The fun thing about my IPod disappearing was how complex the situation was.  It was not just a thief finding an easy target.  Instead everything about our world gets pulled into this event.

First off, you have my invincible naivete that wholeheartedly believed because I live in a small town things like IPods won’t disappear out of cars.  This naivete remained even after a conversation I had with a police officer who explained to me that stuff disappears out of cars all the time in Elgin.  I didn’t believe him and that was my bad.  So am I to blame?  My wife thinks so but I won’t go there.

Another layer surrounds the Toyota Motor Company who built my car.  The engineer who designed the locks put together an impossibly complex automatic system that sometimes locks the doors after 30 seconds of inactivity and sometimes keeps them unlocked for days on end.  I am sure there is a method to the madness but I haven’t figured it out in the 2 and a half years since buying my Rav4.  Either way, it feels as if the doors should have locked themselves because they do at other times, which means I got out of the habit of locking them myself which means the doors were unlocked which made my IPod easy prey.  So maybe Toyota wronged me by hiring dumb engineers.

Or, just maybe, it was the thief’s fault.  Stealing is wrong, after all, whether the doors are locked or unlocked.  But also, just maybe, the thief was an 8 year old who never learned better because they had bad parents or no parents.  Maybe they were taught what our culture seems to teach any more and that is it is the victim’s fault for not locking their car doors or for buying a car that pretends to lock itself and then does not.  Maybe the thief has been irreparably damaged by what Volf calls, “a culture stripped of grace” and they themselves are the victims while simultaneously also being the criminals.

All that happened was an IPod disappeared and yet the very event calls into question the decisions of myself, a group of engineers in Tokyo (or wherever), a teenager (or kid or young adult) and the entire culture(s) in wVolfhich all of us live.

Considering this, Volf’s book was quite endearing because Volf recognizes our world is anything but simple.  We do not live in the black and white fantasy of absolute right and wrong, world which Sunday School teachers indoctrinate into young children.

Instead, Volf faces the complexity head-on, even concluding at one point that as we peel back the layers of a wrong, we might find that we are the ones needing forgiveness, not giving it.  Still, Volf confronts the complexity with the simple image of God giving and forgiving on the cross.  The cross means that despite the complexity surrounding us, we should still give forgiveness when we feel wronged.  This is because the cross reminds us that only God gives complete and perfect forgiveness.  We just participate in a less complete and imperfect way.

Perhaps the most significant statement in Volf’s book came at the very end, in the afterword.  Volf states, “Some people like to keep their spirituality and their theology neatly separated.  .  .I don’t.  Spirituality that’s not theological will grope in the darkness and theology that’s not spiritual will be emptied of its most important content.”

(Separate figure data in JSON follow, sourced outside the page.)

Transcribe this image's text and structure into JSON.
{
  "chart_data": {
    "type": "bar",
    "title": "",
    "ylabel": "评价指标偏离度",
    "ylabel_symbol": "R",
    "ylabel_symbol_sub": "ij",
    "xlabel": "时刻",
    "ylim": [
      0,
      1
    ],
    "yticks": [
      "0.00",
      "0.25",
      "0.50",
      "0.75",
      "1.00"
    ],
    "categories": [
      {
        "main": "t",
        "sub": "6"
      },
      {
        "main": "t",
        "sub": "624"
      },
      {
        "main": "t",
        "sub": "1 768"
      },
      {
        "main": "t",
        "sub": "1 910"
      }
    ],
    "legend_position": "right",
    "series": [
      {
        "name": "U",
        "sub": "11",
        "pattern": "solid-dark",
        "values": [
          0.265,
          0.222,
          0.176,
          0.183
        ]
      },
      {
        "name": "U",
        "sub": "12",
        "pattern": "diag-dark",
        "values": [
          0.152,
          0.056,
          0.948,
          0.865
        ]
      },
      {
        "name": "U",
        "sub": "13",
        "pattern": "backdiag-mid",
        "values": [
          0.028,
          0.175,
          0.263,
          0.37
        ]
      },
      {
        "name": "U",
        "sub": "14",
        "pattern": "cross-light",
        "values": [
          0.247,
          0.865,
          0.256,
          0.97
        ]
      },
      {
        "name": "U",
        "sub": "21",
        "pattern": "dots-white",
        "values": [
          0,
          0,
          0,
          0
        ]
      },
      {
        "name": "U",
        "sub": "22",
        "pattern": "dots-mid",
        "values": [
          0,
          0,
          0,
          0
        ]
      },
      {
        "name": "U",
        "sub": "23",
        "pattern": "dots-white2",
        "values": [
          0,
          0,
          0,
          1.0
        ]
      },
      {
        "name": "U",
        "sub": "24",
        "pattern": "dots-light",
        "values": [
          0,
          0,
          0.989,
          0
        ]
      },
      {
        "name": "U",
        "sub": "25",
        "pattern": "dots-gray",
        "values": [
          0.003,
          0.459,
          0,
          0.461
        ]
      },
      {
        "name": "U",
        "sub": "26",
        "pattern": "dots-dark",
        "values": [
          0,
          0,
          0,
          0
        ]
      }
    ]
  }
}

This is a wonderful sentiment.  It reminds me that even something simple like the disappearance of an IPod is deeply theological.  My reaction to the event cannot be a vague spirituality that attaches all kinds of religious buzzwords to the event.  “They were a hurting soul who did not know better and I hope the love of God overwhelms them and the Scott Daniel’s sermons saved to the hard drive saves their lost souls.”  Gag me now.

Neither can my response be theological affirmations that seek to explain the event.  “By violating one of the sacred Ten Commandments, this teen is now guilty of the condemnation of God.  They haven’t just offended me but the very system that seeks to dispense true justice.”  Even typing that makes me roll my eyes.

Instead what I believe about God and my own acceptance of the God’s forgiveness has filled this event with meaning.  It is not enough to be spiritual.  It is not enough to hide behind theology.  Instead my spiritual response has to be infused with the content of the gospel, a content that says, “Forgive as Christ in God forgave you.”

So with that said, you who stole my IPod, I forgive you.